There are elephants and Rauf Ali does run away from them along with various other naturalists—including one who took two days to find his way back—but the book is mainly about running away from the system and the glitches it throws up. Ali chose not to do a Gerald Durrell with his memoirs—he thought Durrell was too entertaining and covered up problems—instead he delved into why being an Indian conservationist is such a problem. This book illustrates this through his growth as a conservationist, starting with his boyhood days when his uncle Salim Ali would take him to Bharatpur, from watching bird shoots to trapping animals, he evolved into observing wildlife, starting with monkeys in the Mundanthurai region in Tamil Nadu where he was asked to take over by the American observer who had fallen out with the tea garden owners. He had just completed his PhD in wildlife biology when he embarked on the task of mapping the movements of bonnet macaques.

Side by side with his observations went observations of human interactions—at that point in time anyone with American connections was suspected of CIA involvement by the CID. He also discovered that at one level people might prove to be hostile but at another, they could share a cheerful whisky together. More than the behaviour of animals, it is the behaviour of those who control the wild that makes more of an impact. Ali calls himself a maverick and that comes through in his refusal to give in to the system.

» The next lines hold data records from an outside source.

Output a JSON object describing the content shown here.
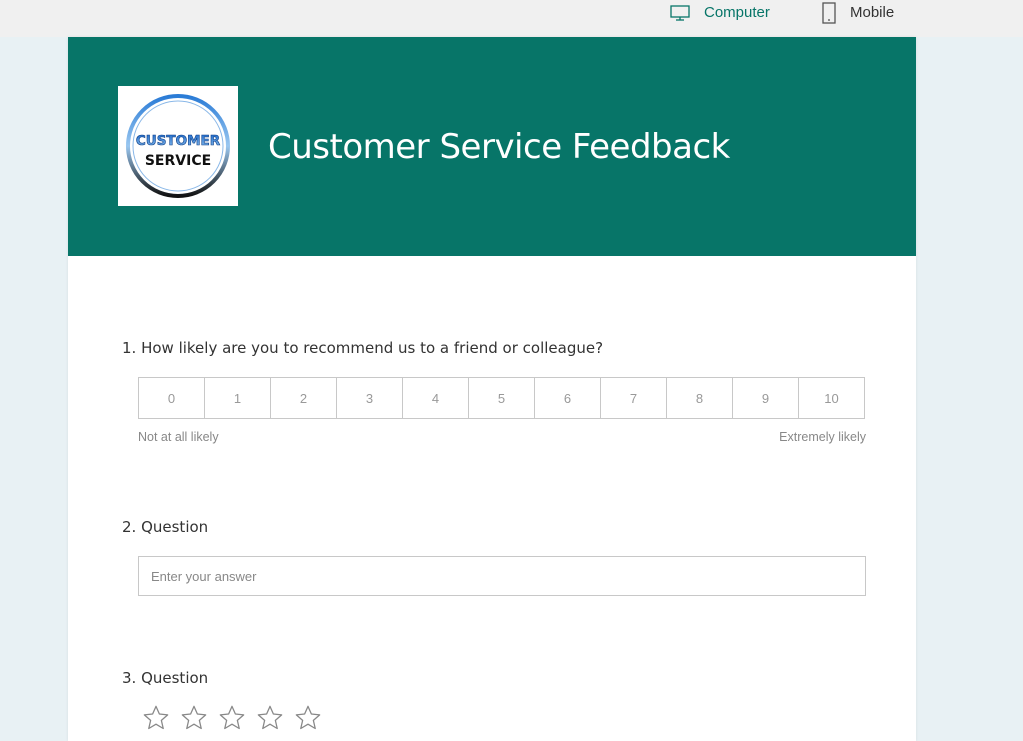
{
  "view_toggle": {
    "computer_label": "Computer",
    "mobile_label": "Mobile",
    "active": "computer",
    "active_color": "#077568"
  },
  "form": {
    "title": "Customer Service Feedback",
    "header_color": "#077568",
    "logo": {
      "line1": "CUSTOMER",
      "line2": "SERVICE"
    }
  },
  "questions": {
    "q1": {
      "title": "1. How likely are you to recommend us to a friend or colleague?",
      "scale": [
        "0",
        "1",
        "2",
        "3",
        "4",
        "5",
        "6",
        "7",
        "8",
        "9",
        "10"
      ],
      "low_label": "Not at all likely",
      "high_label": "Extremely likely"
    },
    "q2": {
      "title": "2. Question",
      "placeholder": "Enter your answer",
      "value": ""
    },
    "q3": {
      "title": "3. Question",
      "star_count": 5,
      "rating": 0
    }
  }
}
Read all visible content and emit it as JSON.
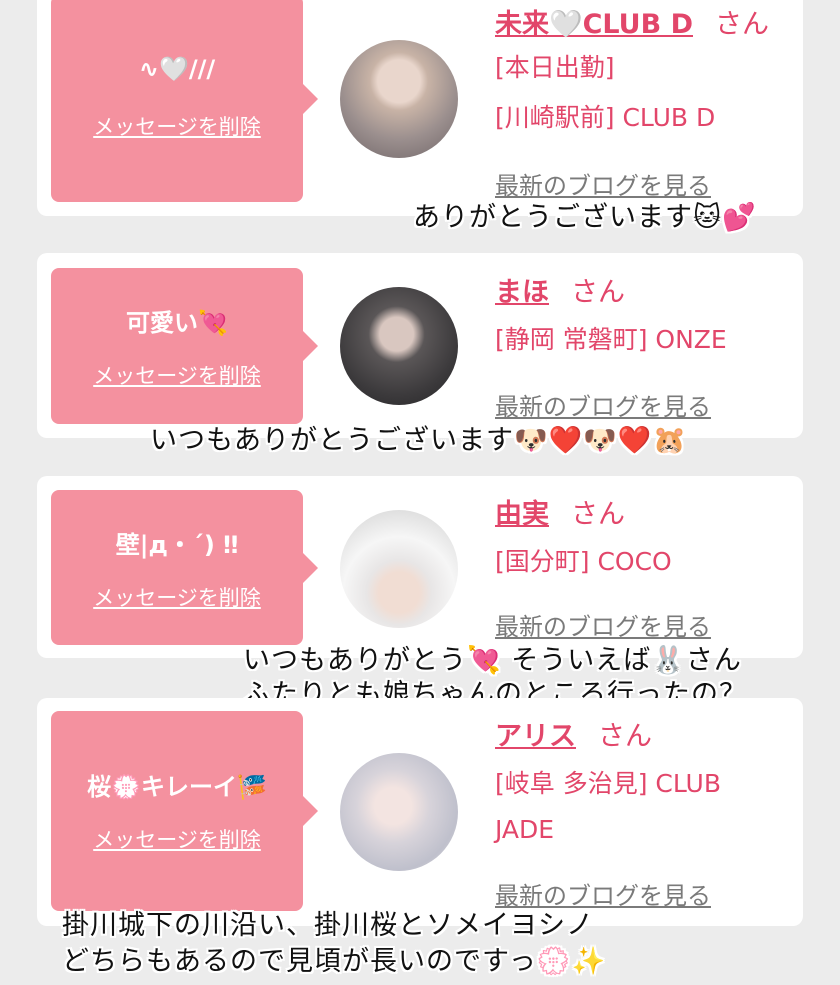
{
  "entries": [
    {
      "message": "∿🤍///",
      "delete_label": "メッセージを削除",
      "name": "未来🤍CLUB D",
      "honorific": "さん",
      "info": [
        "[本日出勤]",
        "[川崎駅前] CLUB D"
      ],
      "blog_label": "最新のブログを見る",
      "avatar": "avatar-photo"
    },
    {
      "message": "可愛い💘",
      "delete_label": "メッセージを削除",
      "name": "まほ",
      "honorific": "さん",
      "info": [
        "[静岡 常磐町] ONZE"
      ],
      "blog_label": "最新のブログを見る",
      "avatar": "avatar-photo"
    },
    {
      "message": "壁|д・´) ‼",
      "delete_label": "メッセージを削除",
      "name": "由実",
      "honorific": "さん",
      "info": [
        "[国分町] COCO"
      ],
      "blog_label": "最新のブログを見る",
      "avatar": "avatar-photo"
    },
    {
      "message": "桜💮キレーイ🎏",
      "delete_label": "メッセージを削除",
      "name": "アリス",
      "honorific": "さん",
      "info": [
        "[岐阜 多治見] CLUB",
        "JADE"
      ],
      "blog_label": "最新のブログを見る",
      "avatar": "avatar-photo"
    }
  ],
  "captions": {
    "c1": "ありがとうございます🐱💕",
    "c2": "いつもありがとうございます🐶❤️🐶❤️🐹",
    "c3_line1": "いつもありがとう💘 そういえば🐰さん",
    "c3_line2": "ふたりとも娘ちゃんのところ行ったの？",
    "c4_line1": "掛川城下の川沿い、掛川桜とソメイヨシノ",
    "c4_line2": "どちらもあるので見頃が長いのですっ💮✨"
  },
  "colors": {
    "accent": "#e2466a",
    "bubble": "#f4919f",
    "background": "#ececec"
  }
}
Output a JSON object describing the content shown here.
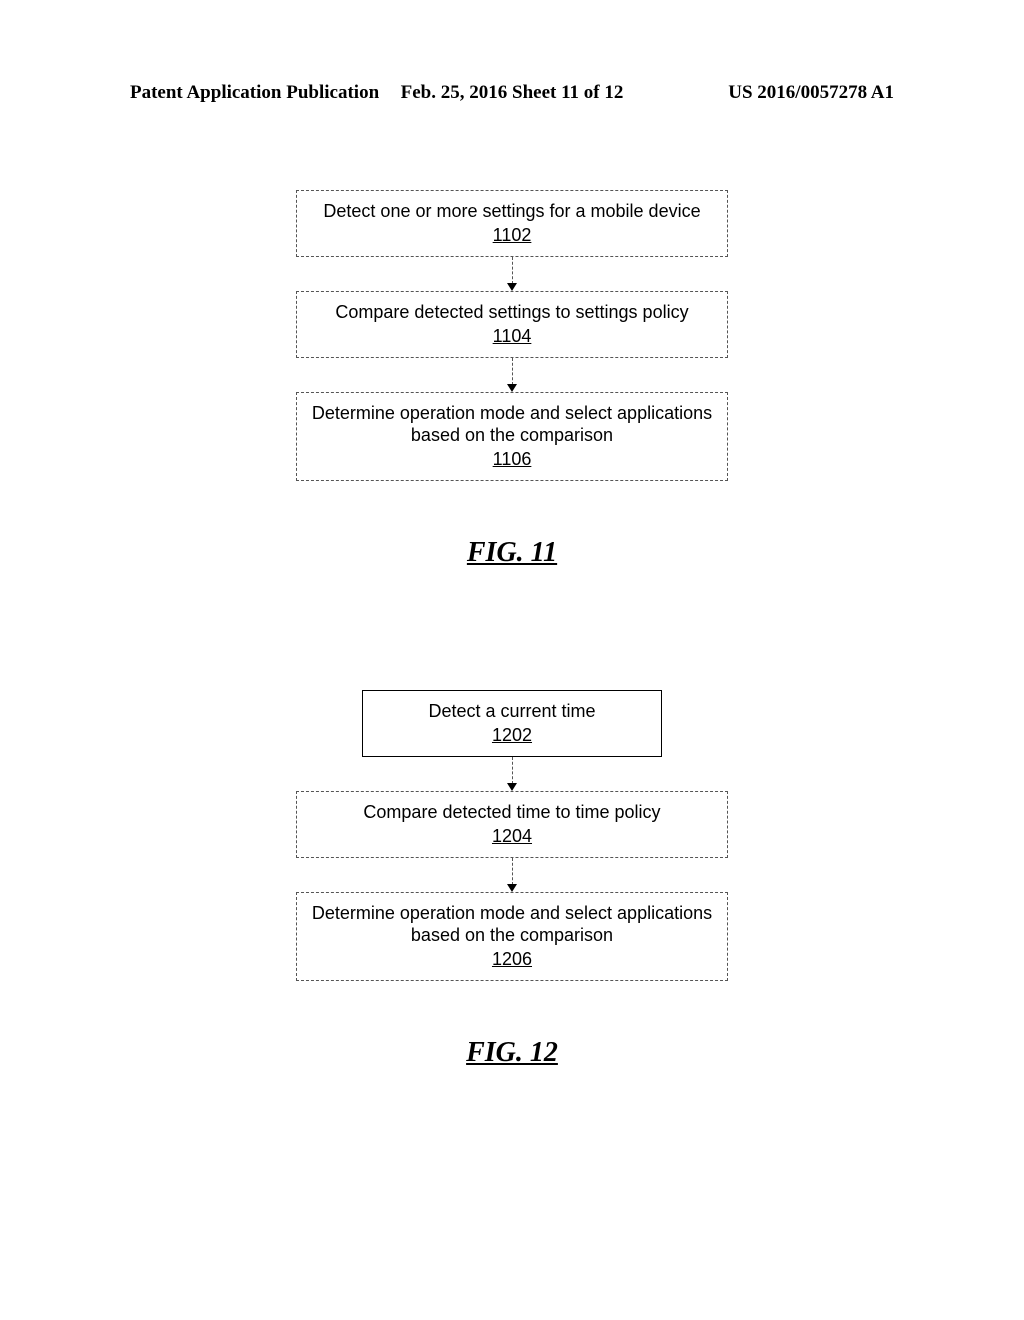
{
  "header": {
    "left": "Patent Application Publication",
    "center": "Feb. 25, 2016  Sheet 11 of 12",
    "right": "US 2016/0057278 A1"
  },
  "fig11": {
    "label": "FIG. 11",
    "steps": [
      {
        "text": "Detect one or more settings for a mobile device",
        "num": "1102"
      },
      {
        "text": "Compare detected settings to settings policy",
        "num": "1104"
      },
      {
        "text": "Determine operation mode and select applications based on the comparison",
        "num": "1106"
      }
    ]
  },
  "fig12": {
    "label": "FIG. 12",
    "steps": [
      {
        "text": "Detect a current time",
        "num": "1202"
      },
      {
        "text": "Compare detected time to time policy",
        "num": "1204"
      },
      {
        "text": "Determine operation mode and select applications based on the comparison",
        "num": "1206"
      }
    ]
  }
}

He reports the exploitation of the tribals in the Andamans who are treated as entertainment by social officers or, when they are kinder, civilised by being introduced to rice and other sources of food that go against their natural way of life. The so called ‘kindness’ is as detrimental to the environment as carelessness, since most people are ignorant of what it means to introduce rival species into a habitat not naturally theirs—as in the chital explosion in the islands which resulted in a shortage of plants for the local wildlife population. Most of conservation is governed in India by ignorance, Ali feels, and a lack of patience.

For Ali, conservation is a kind of meditation to which many are called but few reach the ultimate nirvana.